Musings on the Most Ridiculous Band I Can't Stop Listening To

But What Does Ned Lagin Think?

“Keith, you want anything special for the show?”

“Pumpkin?”

“Gotcha.”

OR

Ned Lagin asked what key the next song was in, and then proceeded to play vaguely rhythmic and atonal squeaky bloops for the next 20 minutes.

OR

Bobby has no idea who the fuck the skinny guy with all the toys is, and at this point it’s too late to ask.

OR

S. Lighthill! When you absolutely, positively, 100% guaranteed need everything left lying in the middle of the stage, call S. Lighthill.

OR

Billy kept punching Ned Lagin in the dick and fucking around with his patch cords.

“One ringy-dingy. Look at me! I’m Billy Tomlin!

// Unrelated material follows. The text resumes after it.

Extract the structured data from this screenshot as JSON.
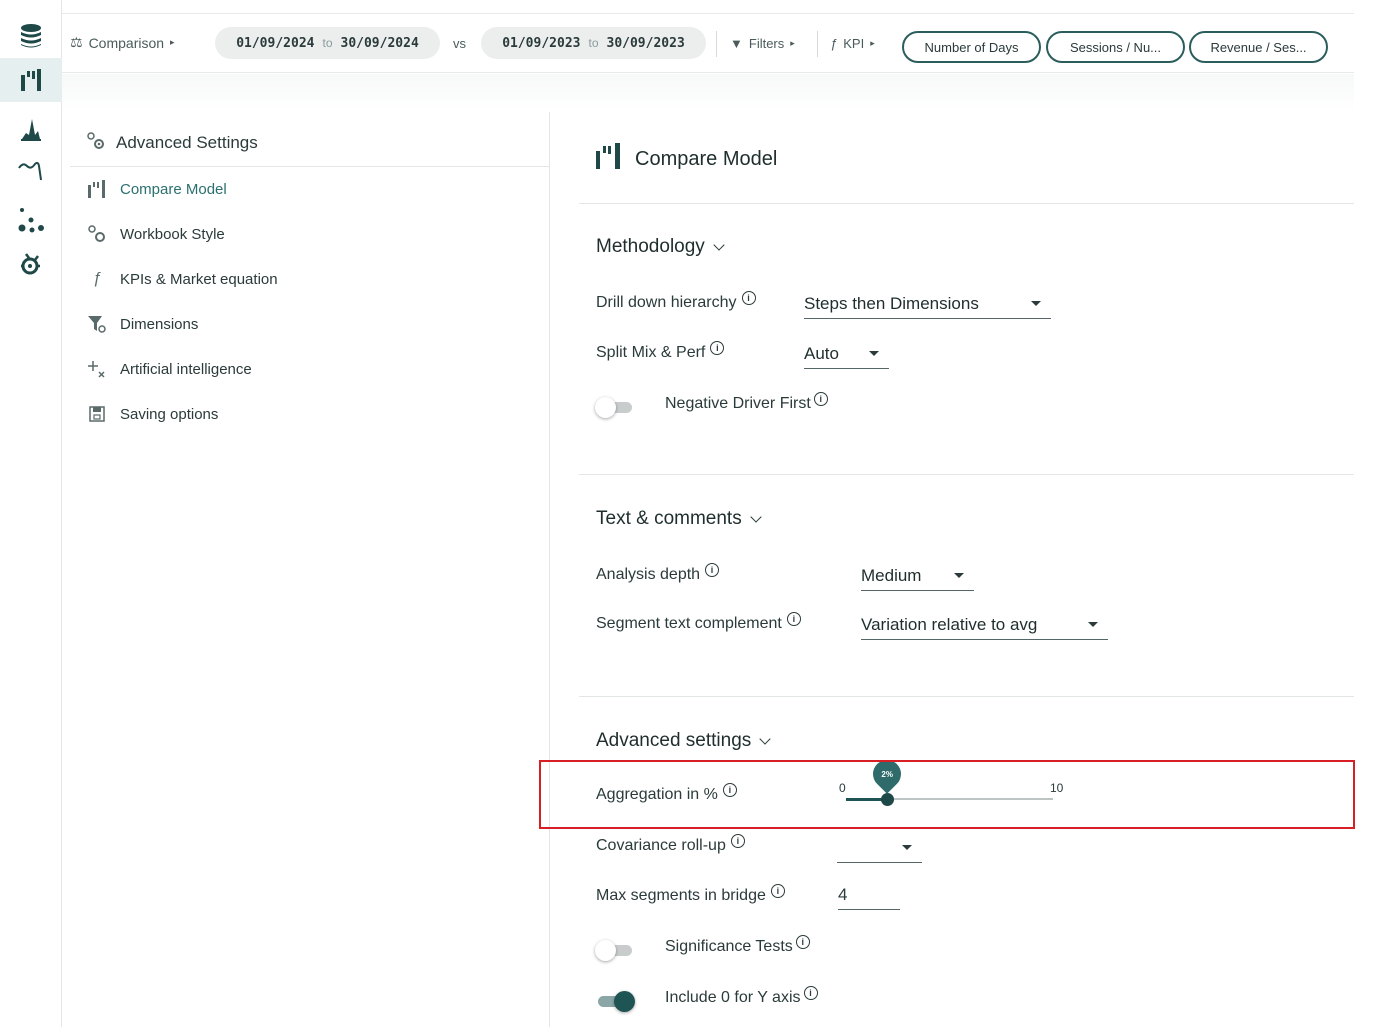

Two ringy-dingy.”

OR

Game on: Spot The Heineken.

OR

Someone please feed Ned Lagin.

9 Comments

  1. Luther Von Baconson

    that’s some weird shit. Ned is Mowgli? piano looks like Rube Goldberg thing where cartoon character is reaching for the Heineken, maybe to pour into Keith’s gullet.

  2. Luther Von Baconson

    “Ned, we need you to make a lie detector for this number”

  3. Tor Haxson

    2 drum kits,

    double mics, like wall of sound era.

    What year was this?

    Mics say 73/74 but drummers say 71 or 75?

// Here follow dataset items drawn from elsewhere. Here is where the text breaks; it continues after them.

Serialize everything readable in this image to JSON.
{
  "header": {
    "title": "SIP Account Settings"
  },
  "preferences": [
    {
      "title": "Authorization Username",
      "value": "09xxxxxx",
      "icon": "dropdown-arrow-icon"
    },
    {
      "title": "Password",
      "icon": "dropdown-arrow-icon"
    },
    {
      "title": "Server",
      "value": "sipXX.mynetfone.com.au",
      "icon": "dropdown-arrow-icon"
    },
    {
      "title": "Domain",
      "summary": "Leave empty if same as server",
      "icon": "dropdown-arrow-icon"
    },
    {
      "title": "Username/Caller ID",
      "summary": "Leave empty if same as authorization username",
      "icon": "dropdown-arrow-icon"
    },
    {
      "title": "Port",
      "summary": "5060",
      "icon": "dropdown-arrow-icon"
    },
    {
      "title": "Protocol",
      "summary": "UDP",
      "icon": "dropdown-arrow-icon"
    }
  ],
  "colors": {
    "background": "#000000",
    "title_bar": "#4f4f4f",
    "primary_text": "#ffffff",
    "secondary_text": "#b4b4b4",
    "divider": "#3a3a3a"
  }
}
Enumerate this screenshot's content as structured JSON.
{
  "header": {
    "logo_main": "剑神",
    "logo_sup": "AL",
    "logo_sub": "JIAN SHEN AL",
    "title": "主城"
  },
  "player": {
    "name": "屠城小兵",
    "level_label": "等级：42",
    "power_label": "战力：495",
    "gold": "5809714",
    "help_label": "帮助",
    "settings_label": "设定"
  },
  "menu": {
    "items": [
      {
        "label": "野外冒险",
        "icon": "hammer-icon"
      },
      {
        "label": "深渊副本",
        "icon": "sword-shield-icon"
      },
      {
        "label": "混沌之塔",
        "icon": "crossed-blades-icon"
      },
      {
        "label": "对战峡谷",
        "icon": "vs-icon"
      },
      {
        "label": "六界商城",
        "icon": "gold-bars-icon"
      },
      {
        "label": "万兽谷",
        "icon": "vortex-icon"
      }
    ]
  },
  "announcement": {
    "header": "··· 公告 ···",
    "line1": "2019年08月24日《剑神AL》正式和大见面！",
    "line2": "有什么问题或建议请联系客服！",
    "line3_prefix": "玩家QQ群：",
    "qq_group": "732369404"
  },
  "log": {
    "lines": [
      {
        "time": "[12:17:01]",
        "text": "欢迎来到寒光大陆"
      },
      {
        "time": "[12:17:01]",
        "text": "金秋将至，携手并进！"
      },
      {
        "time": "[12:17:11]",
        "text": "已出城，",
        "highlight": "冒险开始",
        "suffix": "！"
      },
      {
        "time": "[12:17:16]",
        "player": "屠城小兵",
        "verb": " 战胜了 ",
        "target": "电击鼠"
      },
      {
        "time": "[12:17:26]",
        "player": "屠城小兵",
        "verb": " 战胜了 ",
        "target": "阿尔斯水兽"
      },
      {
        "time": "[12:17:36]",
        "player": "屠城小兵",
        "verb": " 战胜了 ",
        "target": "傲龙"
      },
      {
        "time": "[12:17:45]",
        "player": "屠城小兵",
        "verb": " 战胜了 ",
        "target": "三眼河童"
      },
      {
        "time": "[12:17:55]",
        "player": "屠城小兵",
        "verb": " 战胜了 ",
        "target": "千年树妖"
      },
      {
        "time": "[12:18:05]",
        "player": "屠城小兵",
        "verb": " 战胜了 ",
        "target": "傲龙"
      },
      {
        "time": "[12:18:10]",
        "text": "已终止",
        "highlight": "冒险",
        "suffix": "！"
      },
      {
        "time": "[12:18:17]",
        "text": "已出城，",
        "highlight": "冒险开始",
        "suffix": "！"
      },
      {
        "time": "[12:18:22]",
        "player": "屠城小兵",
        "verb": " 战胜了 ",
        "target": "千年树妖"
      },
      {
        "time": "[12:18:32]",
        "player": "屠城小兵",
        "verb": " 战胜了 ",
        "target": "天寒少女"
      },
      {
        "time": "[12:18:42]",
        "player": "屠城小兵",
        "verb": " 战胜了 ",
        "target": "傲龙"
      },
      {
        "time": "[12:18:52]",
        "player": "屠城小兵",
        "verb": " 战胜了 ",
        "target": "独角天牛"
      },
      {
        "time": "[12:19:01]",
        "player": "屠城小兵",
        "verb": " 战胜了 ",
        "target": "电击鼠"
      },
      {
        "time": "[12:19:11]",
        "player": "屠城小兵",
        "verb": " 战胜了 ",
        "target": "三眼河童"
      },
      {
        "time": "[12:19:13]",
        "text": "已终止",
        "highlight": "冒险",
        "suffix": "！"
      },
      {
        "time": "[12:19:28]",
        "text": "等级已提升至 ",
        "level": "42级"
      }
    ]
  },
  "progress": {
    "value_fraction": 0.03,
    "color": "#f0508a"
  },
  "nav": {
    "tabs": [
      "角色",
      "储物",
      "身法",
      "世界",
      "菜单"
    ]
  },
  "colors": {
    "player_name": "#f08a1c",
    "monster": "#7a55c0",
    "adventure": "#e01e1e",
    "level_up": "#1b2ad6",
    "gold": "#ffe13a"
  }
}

    • Thoughts On The Dead

      October ’74 at Winterland. The cameras.

    • PaulCHebert

      Farewell shows/Grateful Dead Movie. Mickey sat in.

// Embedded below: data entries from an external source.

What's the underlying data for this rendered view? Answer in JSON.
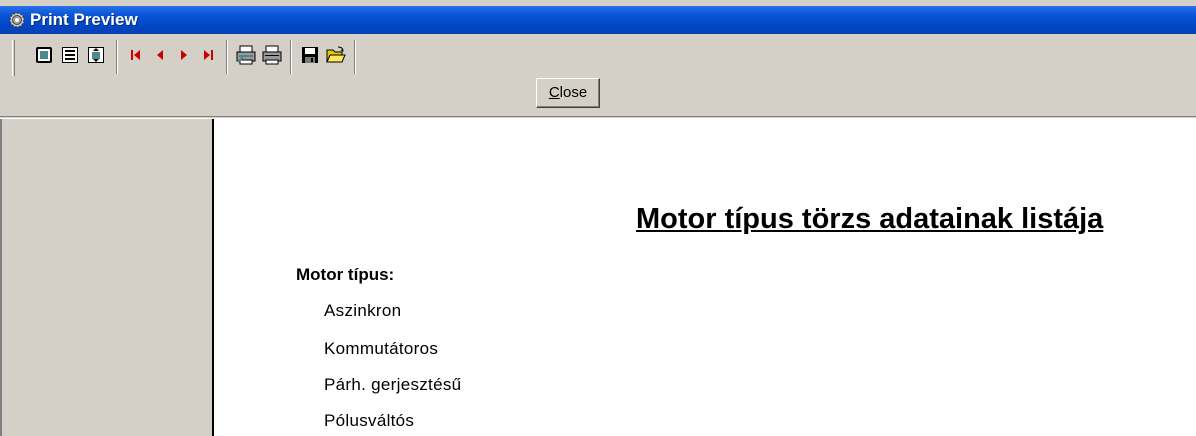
{
  "window": {
    "title": "Print Preview"
  },
  "toolbar": {
    "buttons": [
      {
        "name": "one-page-button",
        "icon": "one-page-icon"
      },
      {
        "name": "two-pages-button",
        "icon": "two-pages-icon"
      },
      {
        "name": "zoom-button",
        "icon": "zoom-icon"
      },
      {
        "name": "first-page-button",
        "icon": "first-page-icon"
      },
      {
        "name": "previous-page-button",
        "icon": "previous-page-icon"
      },
      {
        "name": "next-page-button",
        "icon": "next-page-icon"
      },
      {
        "name": "last-page-button",
        "icon": "last-page-icon"
      },
      {
        "name": "print-setup-button",
        "icon": "printer-setup-icon"
      },
      {
        "name": "print-button",
        "icon": "printer-icon"
      },
      {
        "name": "save-button",
        "icon": "floppy-disk-icon"
      },
      {
        "name": "open-button",
        "icon": "open-folder-icon"
      }
    ],
    "close_label": "Close"
  },
  "report": {
    "title": "Motor típus törzs adatainak listája",
    "group_label": "Motor típus:",
    "items": [
      "Aszinkron",
      "Kommutátoros",
      "Párh. gerjesztésű",
      "Pólusváltós"
    ]
  },
  "colors": {
    "titlebar": "#0047c8",
    "nav_arrow": "#cc0000",
    "panel": "#d4d0c8"
  }
}
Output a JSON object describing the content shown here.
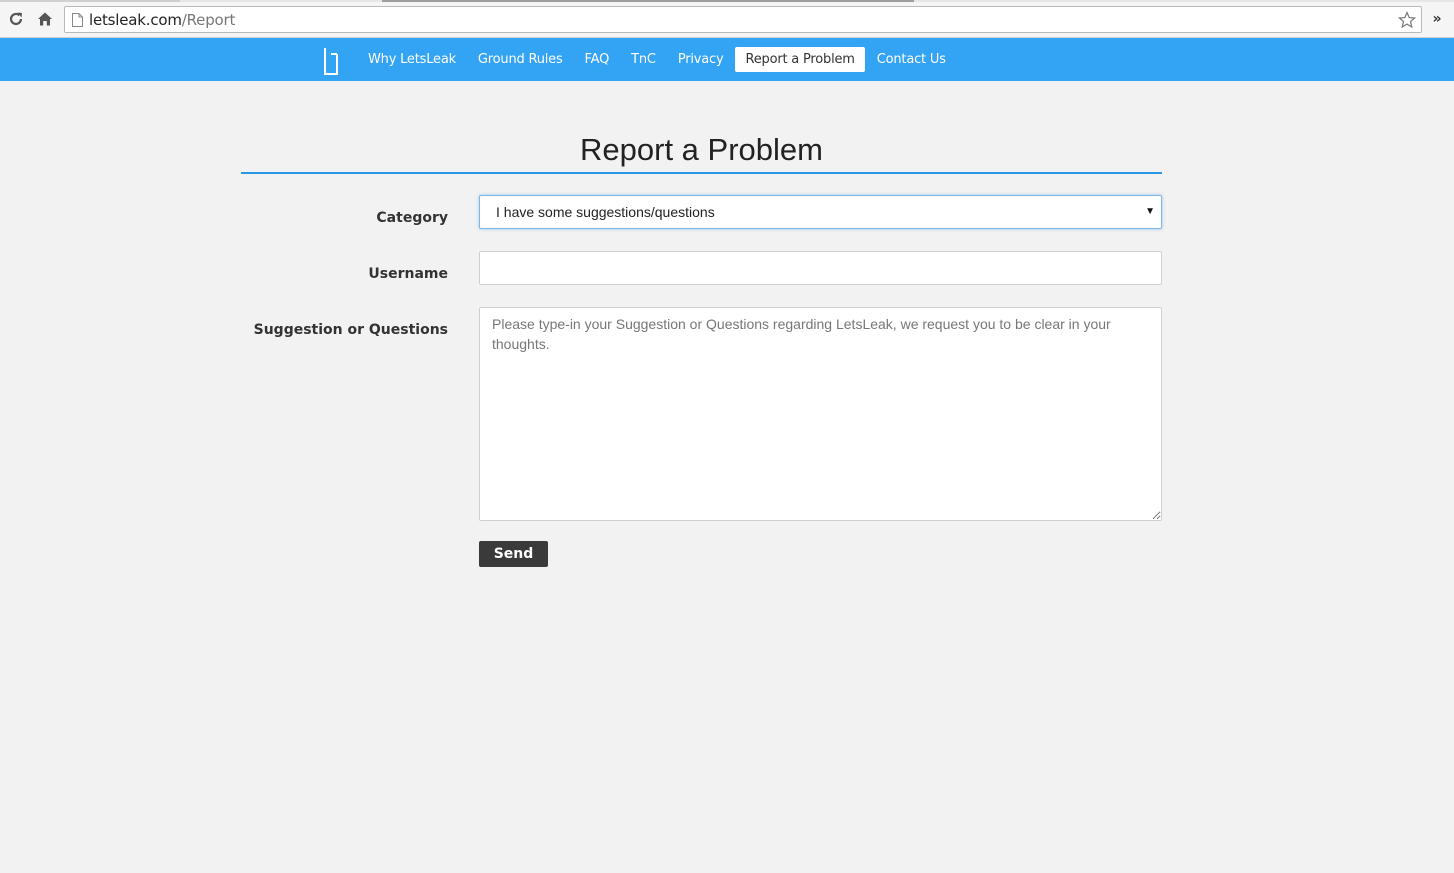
{
  "browser": {
    "url_host": "letsleak.com",
    "url_path": "/Report",
    "icons": [
      "reload-icon",
      "home-icon",
      "page-icon",
      "star-icon",
      "chevron-more-icon"
    ]
  },
  "nav": {
    "links": [
      {
        "label": "Why LetsLeak",
        "active": false
      },
      {
        "label": "Ground Rules",
        "active": false
      },
      {
        "label": "FAQ",
        "active": false
      },
      {
        "label": "TnC",
        "active": false
      },
      {
        "label": "Privacy",
        "active": false
      },
      {
        "label": "Report a Problem",
        "active": true
      },
      {
        "label": "Contact Us",
        "active": false
      }
    ]
  },
  "page": {
    "title": "Report a Problem"
  },
  "form": {
    "category_label": "Category",
    "category_value": "I have some suggestions/questions",
    "username_label": "Username",
    "username_value": "",
    "suggestion_label": "Suggestion or Questions",
    "suggestion_placeholder": "Please type-in your Suggestion or Questions regarding LetsLeak, we request you to be clear in your thoughts.",
    "send_label": "Send"
  },
  "colors": {
    "nav_bg": "#33a3f4",
    "title_rule": "#2996e6",
    "page_bg": "#f2f2f2",
    "send_bg": "#3a3a3a"
  }
}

    • Thoughts On The Dead

      The cameras are in the other shot. Still: Winterland, 10/74

  4. Spencer

    Why does Ned Lagan look like a member of the Supremes?

  5. JunkInDaTrunk

    “Sorry Ned, when the roadies suggested we put you in blackface we simply thought it was too good to veto.”

    • Thoughts On The Dead

      Wow, I didn’t even notice that. The lighting is racist as fuck.